One of the truisms about manufacturing today is that manufacturers have a difficult time finding and keeping skilled workers and developing diverse workforces. It’s one of the things I mentioned in my July column. I was happy to receive a different perspective from Nancy Gold, president of Tough Traveler Ltd., Schenectady, N.Y., one of the few remaining U.S.-based design/manufacturing companies in the bag, pack, luggage, and pouch manufacturing industry.

“I’ve just seen your ‘Tried and True Won’t Do’ editorial in Manufacturing Engineering, and I thought I’d tell you a bit about Tough Traveler,” she wrote. “We have never had a problem finding skilled workers, or teaching untrained people to become skilled workers, and we have never had a non-diverse workforce. We have been in business in upstate New York for decades, and our workforce has varied over the years, but it has always remained diverse and we’ve always had skilled employees.”

Like other U.S. manufacturers facing competition from imports, Tough Traveler has had to fight back against the perception that the market it operates in is based only on foreign-made products.

“It is too bad that most U.S. retailers prefer imports to U.S.-made textile products, as U.S. manufacturing in the textile field has much to offer; in the case of our company, we offer well-made products, excellence in designs, sustainably-made products, support of employment in the U.S., and the opportunity to have designs and production when they are needed in the U.S.,” said Gold.
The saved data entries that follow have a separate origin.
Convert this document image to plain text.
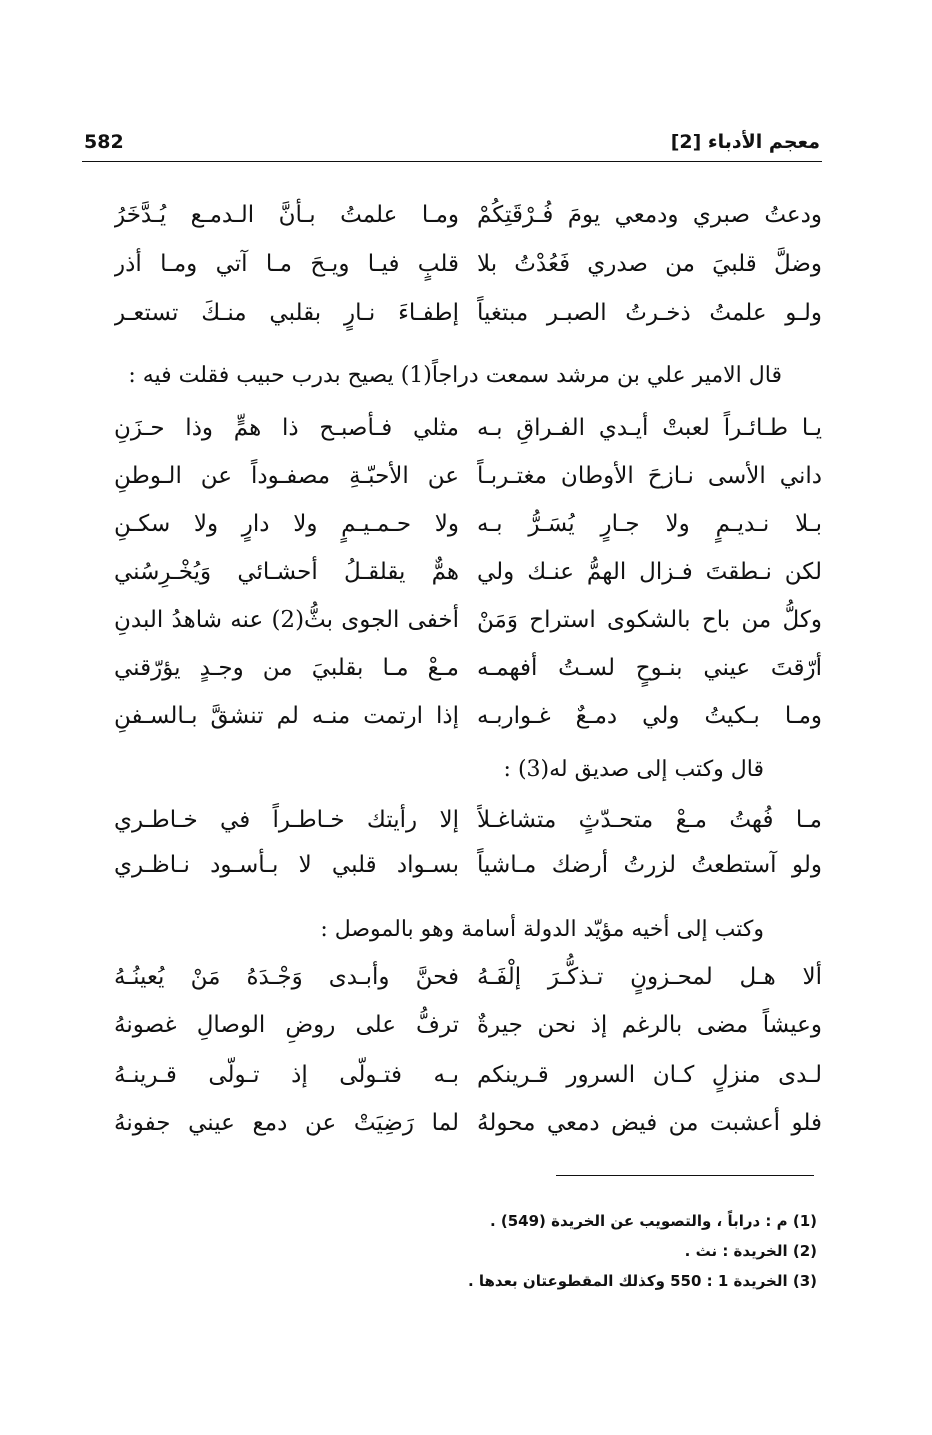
معجم الأدباء [2]
582
ودعتُ صبري ودمعي يومَ فُـرْقَتِكُمْ
ومـا علمتُ بـأنَّ الـدمـع يُـدَّخَرُ
وضلَّ قلبيَ من صدري فَعُدْتُ بلا
قلبٍ فيـا ويـحَ مـا آتي ومـا أذر
ولـو علمتُ ذخـرتُ الصبـر مبتغياً
إطفـاءَ نـارٍ بقلبي منـكَ تستعـر
قال الامير علي بن مرشد سمعت دراجاً(1) يصيح بدرب حبيب فقلت فيه :
يـا طـائـراً لعبتْ أيـدي الفـراقِ بـه
مثلي فـأصبـح ذا همٍّ وذا حـزَنِ
داني الأسى نـازحَ الأوطان مغتـربـاً
عن الأحبّـةِ مصفـوداً عن الـوطنِ
بـلا نـديـمٍ ولا جـارٍ يُسَـرُّ بـه
ولا حـمـيـمٍ ولا دارٍ ولا سكـنِ
لكن نـطقتَ فـزال الهمُّ عنـك ولي
همٌّ يقلقـلُ أحشـائي وَيُخْـرِسُني
وكلُّ من باح بالشكوى استراح وَمَنْ
أخفى الجوى بثُّ(2) عنه شاهدُ البدنِ
أرّقتَ عيني بنـوحٍ لسـتُ أفهمـه
مـعْ مـا بقلبيَ من وجـدٍ يؤرّقني
ومـا بـكيتُ ولي دمـعٌ غـواربـه
إذا ارتمت منـه لم تنشقَّ بـالسـفنِ
قال وكتب إلى صديق له(3) :
مـا فُهتُ مـعْ متحـدّثٍ متشاغـلاً
إلا رأيتك خـاطـراً في خـاطـري
ولو آستطعتُ لزرتُ أرضك مـاشياً
بسـواد قلبي لا بـأسـود نـاظـري
وكتب إلى أخيه مؤيّد الدولة أسامة وهو بالموصل :
ألا هـل لمحـزونٍ تـذكُّـرَ إلْفَـهُ
فحنَّ وأبـدى وَجْـدَهُ مَنْ يُعينُـهُ
وعيشاً مضى بالرغم إذ نحن جيرةٌ
ترفُّ على روضِ الوصالِ غصونهُ
لـدى منزلٍ كـان السرور قـرينكم
بـه فتـولّى إذ تـولّى قـرينـهُ
فلو أعشبت من فيض دمعي محولهُ
لما رَضِيَتْ عن دمع عيني جفونهُ
(1) م : دراباً ، والتصويب عن الخريدة (549) .
(2) الخريدة : نث .
(3) الخريدة 1 : 550 وكذلك المقطوعتان بعدها .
Tough Traveler makes a line of standard products as well as custom products for a variety of customers. “Some want a product we made 35 years ago (and we still have the pattern!) Others may have an idea in mind and want to see it to fruition.”

I was curious about how Tough Traveler could succeed in maintaining a skilled, diverse workforce when so many other U.S. manufacturers are struggling with that issue, so I wrote back to Nancy, asking her about the “secrets of their success.”

“I think it’s a combination of upstate New York’s long history of textile industry manufacturing, good teachers and schools in our area, an infrastructure that’s pretty good, General Electric and then successful offshoot companies’ presence (lots of engineers), fair labor and housing [policies], easy travel to New York City, and an area that has been very friendly and conducive to immigration,” among other reasons.

She noted that upstate New York lost much of its manufacturing base when importing grew about 30 years ago, but that Tough Traveler is still a resource for people in the area as well as customers worldwide. “We have remained pretty flexible and we have many excellent employees who have been willing to learn, and we have put resources into inventing and introducing new products in our field.”

That’s good news in a year when we really need some. Stay tough, Tough Traveler!